Und vielleicht sieht es Cheriton, der Professor, der niemandem mehr etwas beweisen muss, auch deshalb als seine Pflicht, vor den Fallstricken des Cloud Computings zu warnen: „Wir reden hier über die Zukunft der Wirtschaft.“

Mit seinem Ruf als genügsamer Milliardär, dem es doch nur um die gute Sache gehe, kokettiert Cheriton gerne: Ein perfekter Tag, das sei für ihn einer, an dem er mit seinem Fahrrad zur Universität fahren, ungestört programmieren und später in der Wildnis wandern kann. „Je älter ich werde, umso mehr verzaubert mich die Schönheit der Natur“, sagt er.

Sein Haus hat er vor fast 40 Jahren gekauft und ein wenig modernisiert. Cheriton könnte sich Dutzende Villen kaufen. Dann hätte er plötzlich vielleicht „100 Badezimmer mit 100 Toiletten“, sinniert er. Wolle man sich um so etwas wirklich kümmern? Oder Leute anheuern, die man wiederum kontrollieren und koordinieren müsste? Cheriton schüttelt den Kopf über solche Gedankenspiele: „Der Besitz von zu vielen Dingen kostet Zeit, die ich nicht opfern will.“

Auch für schnelle Autos interessiert er sich nicht. „Machen nur Scherereien, außerdem fahre ich nicht gerne Auto.“ Statt einem Sportwagen vertraut er auf seinen 32 Jahre alten VW Vanagon. Weil er immer noch tadellos funktioniere und weil man in dem Kleinbus so schön hoch über der Straße sitze. Der bessere Blick hat ihm schon mal geholfen, im dichten Verkehr zu einem Investorentreffen im nahen Menlo Park einen Ferrari abzuhängen. „Es stellte sich heraus, dass wir zum gleichen Meeting unterwegs waren“, erzählt der Professor mit einem Schmunzeln.

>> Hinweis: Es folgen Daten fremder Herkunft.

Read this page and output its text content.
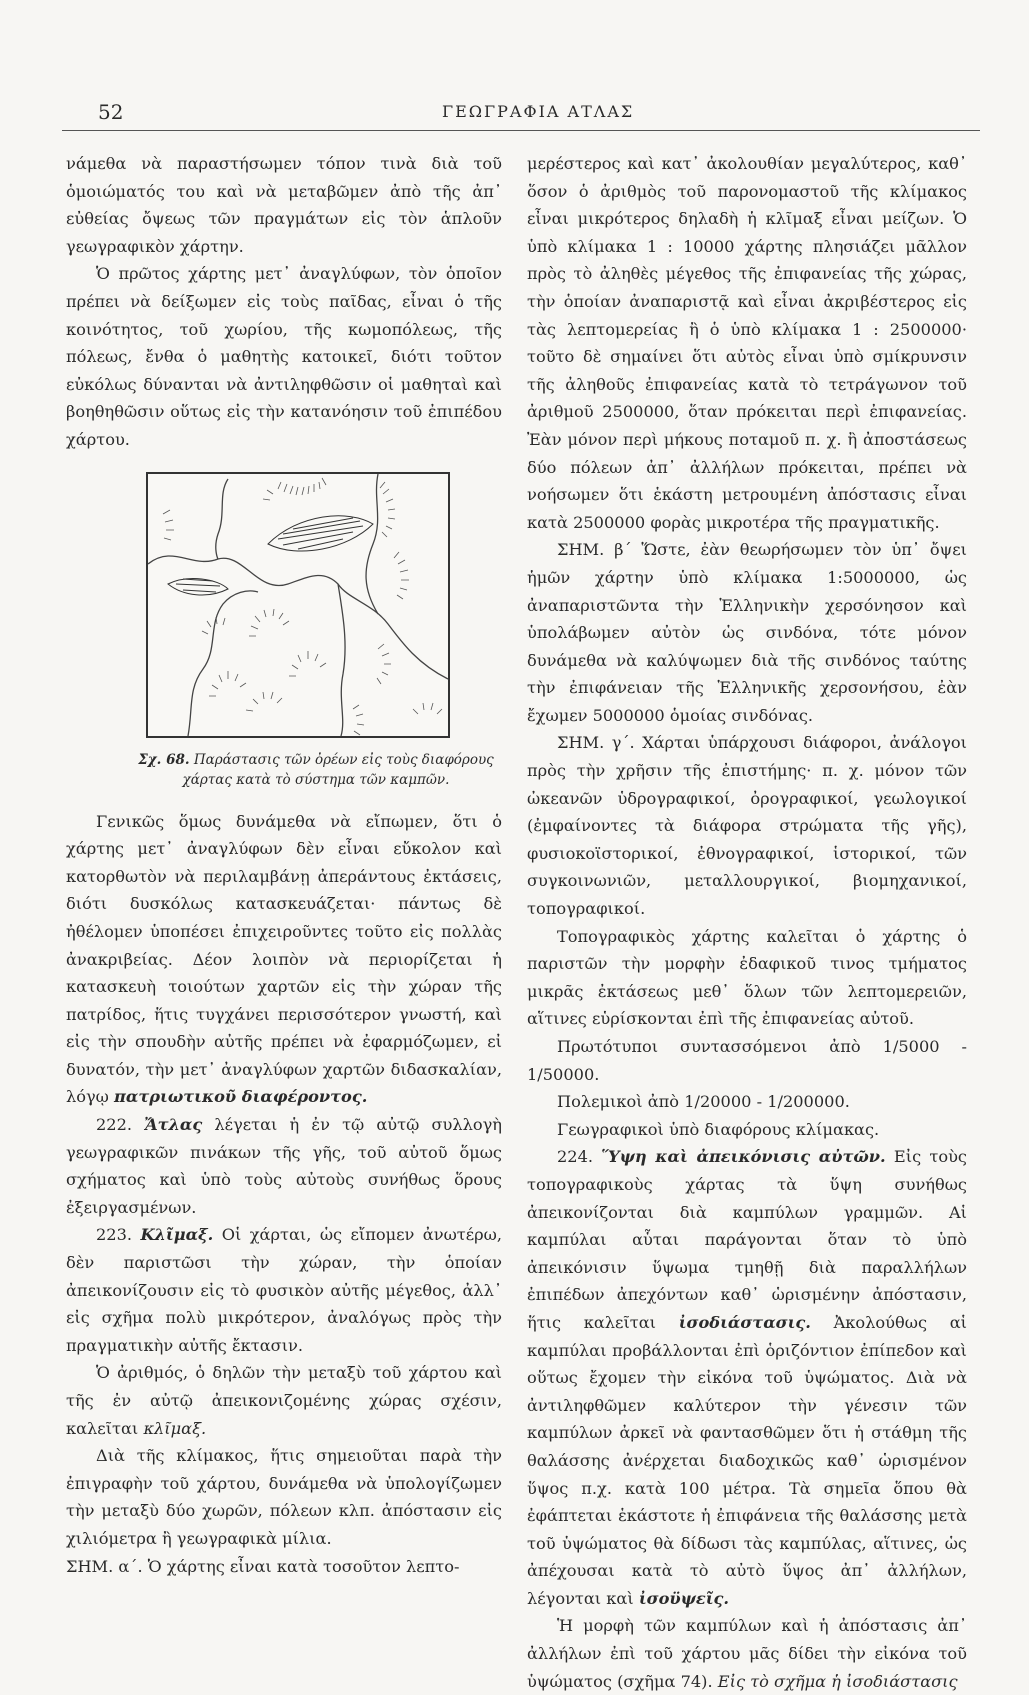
52	ΓΕΩΓΡΑΦΙΑ ΑΤΛΑΣ

νάμεθα νὰ παραστήσωμεν τόπον τινὰ διὰ τοῦ ὁμοιώματός του καὶ νὰ μεταβῶμεν ἀπὸ τῆς ἀπ᾽ εὐθείας ὄψεως τῶν πραγμάτων εἰς τὸν ἁπλοῦν γεωγραφικὸν χάρτην.

Ὁ πρῶτος χάρτης μετ᾽ ἀναγλύφων, τὸν ὁποῖον πρέπει νὰ δείξωμεν εἰς τοὺς παῖδας, εἶναι ὁ τῆς κοινότητος, τοῦ χωρίου, τῆς κωμοπόλεως, τῆς πόλεως, ἔνθα ὁ μαθητὴς κατοικεῖ, διότι τοῦτον εὐκόλως δύνανται νὰ ἀντιληφθῶσιν οἱ μαθηταὶ καὶ βοηθηθῶσιν οὕτως εἰς τὴν κατανόησιν τοῦ ἐπιπέδου χάρτου.

Σχ. 68. Παράστασις τῶν ὀρέων εἰς τοὺς διαφόρους χάρτας κατὰ τὸ σύστημα τῶν καμπῶν.

Γενικῶς ὅμως δυνάμεθα νὰ εἴπωμεν, ὅτι ὁ χάρτης μετ᾽ ἀναγλύφων δὲν εἶναι εὔκολον καὶ κατορθωτὸν νὰ περιλαμβάνῃ ἀπεράντους ἐκτάσεις, διότι δυσκόλως κατασκευάζεται· πάντως δὲ ἠθέλομεν ὑποπέσει ἐπιχειροῦντες τοῦτο εἰς πολλὰς ἀνακριβείας. Δέον λοιπὸν νὰ περιορίζεται ἡ κατασκευὴ τοιούτων χαρτῶν εἰς τὴν χώραν τῆς πατρίδος, ἥτις τυγχάνει περισσότερον γνωστή, καὶ εἰς τὴν σπουδὴν αὐτῆς πρέπει νὰ ἐφαρμόζωμεν, εἰ δυνατόν, τὴν μετ᾽ ἀναγλύφων χαρτῶν διδασκαλίαν, λόγῳ πατριωτικοῦ διαφέροντος.

222. Ἄτλας λέγεται ἡ ἐν τῷ αὐτῷ συλλογὴ γεωγραφικῶν πινάκων τῆς γῆς, τοῦ αὐτοῦ ὅμως σχήματος καὶ ὑπὸ τοὺς αὐτοὺς συνήθως ὅρους ἐξειργασμένων.

223. Κλῖμαξ. Οἱ χάρται, ὡς εἴπομεν ἀνωτέρω, δὲν παριστῶσι τὴν χώραν, τὴν ὁποίαν ἀπεικονίζουσιν εἰς τὸ φυσικὸν αὐτῆς μέγεθος, ἀλλ᾽ εἰς σχῆμα πολὺ μικρότερον, ἀναλόγως πρὸς τὴν πραγματικὴν αὐτῆς ἔκτασιν.

Ὁ ἀριθμός, ὁ δηλῶν τὴν μεταξὺ τοῦ χάρτου καὶ τῆς ἐν αὐτῷ ἀπεικονιζομένης χώρας σχέσιν, καλεῖται κλῖμαξ.

Διὰ τῆς κλίμακος, ἥτις σημειοῦται παρὰ τὴν ἐπιγραφὴν τοῦ χάρτου, δυνάμεθα νὰ ὑπολογίζωμεν τὴν μεταξὺ δύο χωρῶν, πόλεων κλπ. ἀπόστασιν εἰς χιλιόμετρα ἢ γεωγραφικὰ μίλια.

ΣΗΜ. α΄. Ὁ χάρτης εἶναι κατὰ τοσοῦτον λεπτο-

μερέστερος καὶ κατ᾽ ἀκολουθίαν μεγαλύτερος, καθ᾽ ὅσον ὁ ἀριθμὸς τοῦ παρονομαστοῦ τῆς κλίμακος εἶναι μικρότερος δηλαδὴ ἡ κλῖμαξ εἶναι μείζων. Ὁ ὑπὸ κλίμακα 1 : 10000 χάρτης πλησιάζει μᾶλλον πρὸς τὸ ἀληθὲς μέγεθος τῆς ἐπιφανείας τῆς χώρας, τὴν ὁποίαν ἀναπαριστᾷ καὶ εἶναι ἀκριβέστερος εἰς τὰς λεπτομερείας ἢ ὁ ὑπὸ κλίμακα 1 : 2500000· τοῦτο δὲ σημαίνει ὅτι αὐτὸς εἶναι ὑπὸ σμίκρυνσιν τῆς ἀληθοῦς ἐπιφανείας κατὰ τὸ τετράγωνον τοῦ ἀριθμοῦ 2500000, ὅταν πρόκειται περὶ ἐπιφανείας. Ἐὰν μόνον περὶ μήκους ποταμοῦ π. χ. ἢ ἀποστάσεως δύο πόλεων ἀπ᾽ ἀλλήλων πρόκειται, πρέπει νὰ νοήσωμεν ὅτι ἑκάστη μετρουμένη ἀπόστασις εἶναι κατὰ 2500000 φορὰς μικροτέρα τῆς πραγματικῆς.

ΣΗΜ. β΄ Ὥστε, ἐὰν θεωρήσωμεν τὸν ὑπ᾽ ὄψει ἡμῶν χάρτην ὑπὸ κλίμακα 1:5000000, ὡς ἀναπαριστῶντα τὴν Ἑλληνικὴν χερσόνησον καὶ ὑπολάβωμεν αὐτὸν ὡς σινδόνα, τότε μόνον δυνάμεθα νὰ καλύψωμεν διὰ τῆς σινδόνος ταύτης τὴν ἐπιφάνειαν τῆς Ἑλληνικῆς χερσονήσου, ἐὰν ἔχωμεν 5000000 ὁμοίας σινδόνας.

ΣΗΜ. γ΄. Χάρται ὑπάρχουσι διάφοροι, ἀνάλογοι πρὸς τὴν χρῆσιν τῆς ἐπιστήμης· π. χ. μόνον τῶν ὠκεανῶν ὑδρογραφικοί, ὀρογραφικοί, γεωλογικοί (ἐμφαίνοντες τὰ διάφορα στρώματα τῆς γῆς), φυσιοκοϊστορικοί, ἐθνογραφικοί, ἱστορικοί, τῶν συγκοινωνιῶν, μεταλλουργικοί, βιομηχανικοί, τοπογραφικοί.

Τοπογραφικὸς χάρτης καλεῖται ὁ χάρτης ὁ παριστῶν τὴν μορφὴν ἐδαφικοῦ τινος τμήματος μικρᾶς ἐκτάσεως μεθ᾽ ὅλων τῶν λεπτομερειῶν, αἵτινες εὑρίσκονται ἐπὶ τῆς ἐπιφανείας αὐτοῦ.

Πρωτότυποι συντασσόμενοι ἀπὸ 1/5000 - 1/50000.

Πολεμικοὶ ἀπὸ 1/20000 - 1/200000.

Γεωγραφικοὶ ὑπὸ διαφόρους κλίμακας.

224. Ὕψη καὶ ἀπεικόνισις αὐτῶν. Εἰς τοὺς τοπογραφικοὺς χάρτας τὰ ὕψη συνήθως ἀπεικονίζονται διὰ καμπύλων γραμμῶν. Αἱ καμπύλαι αὗται παράγονται ὅταν τὸ ὑπὸ ἀπεικόνισιν ὕψωμα τμηθῇ διὰ παραλλήλων ἐπιπέδων ἀπεχόντων καθ᾽ ὡρισμένην ἀπόστασιν, ἥτις καλεῖται ἰσοδιάστασις. Ἀκολούθως αἱ καμπύλαι προβάλλονται ἐπὶ ὁριζόντιον ἐπίπεδον καὶ οὕτως ἔχομεν τὴν εἰκόνα τοῦ ὑψώματος. Διὰ νὰ ἀντιληφθῶμεν καλύτερον τὴν γένεσιν τῶν καμπύλων ἀρκεῖ νὰ φαντασθῶμεν ὅτι ἡ στάθμη τῆς θαλάσσης ἀνέρχεται διαδοχικῶς καθ᾽ ὡρισμένον ὕψος π.χ. κατὰ 100 μέτρα. Τὰ σημεῖα ὅπου θὰ ἐφάπτεται ἑκάστοτε ἡ ἐπιφάνεια τῆς θαλάσσης μετὰ τοῦ ὑψώματος θὰ δίδωσι τὰς καμπύλας, αἵτινες, ὡς ἀπέχουσαι κατὰ τὸ αὐτὸ ὕψος ἀπ᾽ ἀλλήλων, λέγονται καὶ ἰσοϋψεῖς.

Ἡ μορφὴ τῶν καμπύλων καὶ ἡ ἀπόστασις ἀπ᾽ ἀλλήλων ἐπὶ τοῦ χάρτου μᾶς δίδει τὴν εἰκόνα τοῦ ὑψώματος (σχῆμα 74). Εἰς τὸ σχῆμα ἡ ἰσοδιάστασις
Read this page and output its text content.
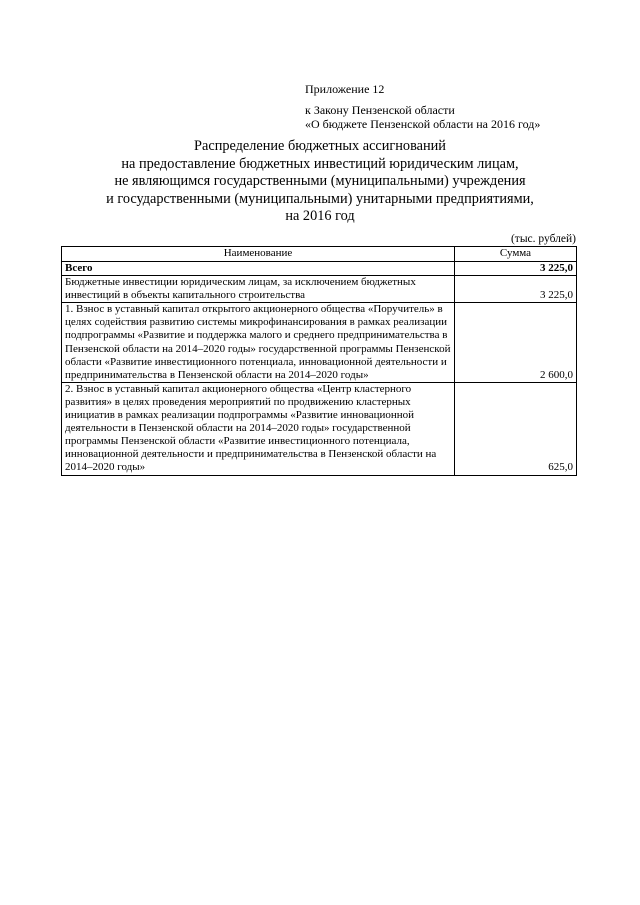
Приложение 12
к Закону Пензенской области
«О бюджете Пензенской области на 2016 год»
Распределение бюджетных ассигнований
на предоставление бюджетных инвестиций юридическим лицам,
не являющимся государственными (муниципальными) учреждения
и государственными (муниципальными) унитарными предприятиями,
на 2016 год
(тыс. рублей)
Наименование	Сумма
Всего	3 225,0
Бюджетные инвестиции юридическим лицам, за исключением бюджетных инвестиций в объекты капитального строительства	3 225,0
1. Взнос в уставный капитал открытого акционерного общества «Поручитель» в целях содействия развитию системы микрофинансирования в рамках реализации подпрограммы «Развитие и поддержка малого и среднего предпринимательства в Пензенской области на 2014–2020 годы» государственной программы Пензенской области «Развитие инвестиционного потенциала, инновационной деятельности и предпринимательства в Пензенской области на 2014–2020 годы»	2 600,0
2. Взнос в уставный капитал акционерного общества «Центр кластерного развития» в целях проведения мероприятий по продвижению кластерных инициатив в рамках реализации подпрограммы «Развитие инновационной деятельности в Пензенской области на 2014–2020 годы» государственной программы Пензенской области «Развитие инвестиционного потенциала, инновационной деятельности и предпринимательства в Пензенской области на 2014–2020 годы»	625,0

Also gibt er sein Geld für anderes aus. 25 Millionen Dollar hat Cheriton seiner Alma Mater, der Universität von Waterloo nahe Toronto, für einen Informatikstudiengang gespendet, der zu den besten der Welt zählt. Auch die Forschung in Stanford hat er mit Millionen unterstützt – und schließlich in mehr als 20 Start-ups investiert, vor allem solche, die sich auf Automatisierung spezialisiert haben. Mit derartigen Geldspritzen aber hält sich der Professor inzwischen zurück: All das Wagniskapital, das im Silicon Valley kursiere, habe die Bewertungen in die Höhe getrieben. Fast täglich erreichen Cheriton E-Mails mit Bitten um Finanzierung, manchmal sogar mit Forderungen über 100 Millionen Dollar. „Als ob ich mal schnell 100 Millionen Dollar schicken würde“, feixt Cheriton.

Er muss jetzt los. Wieder nach Hause. Zum Programmieren. Ohne dass Bezos ihm dabei über die Schulter schaut.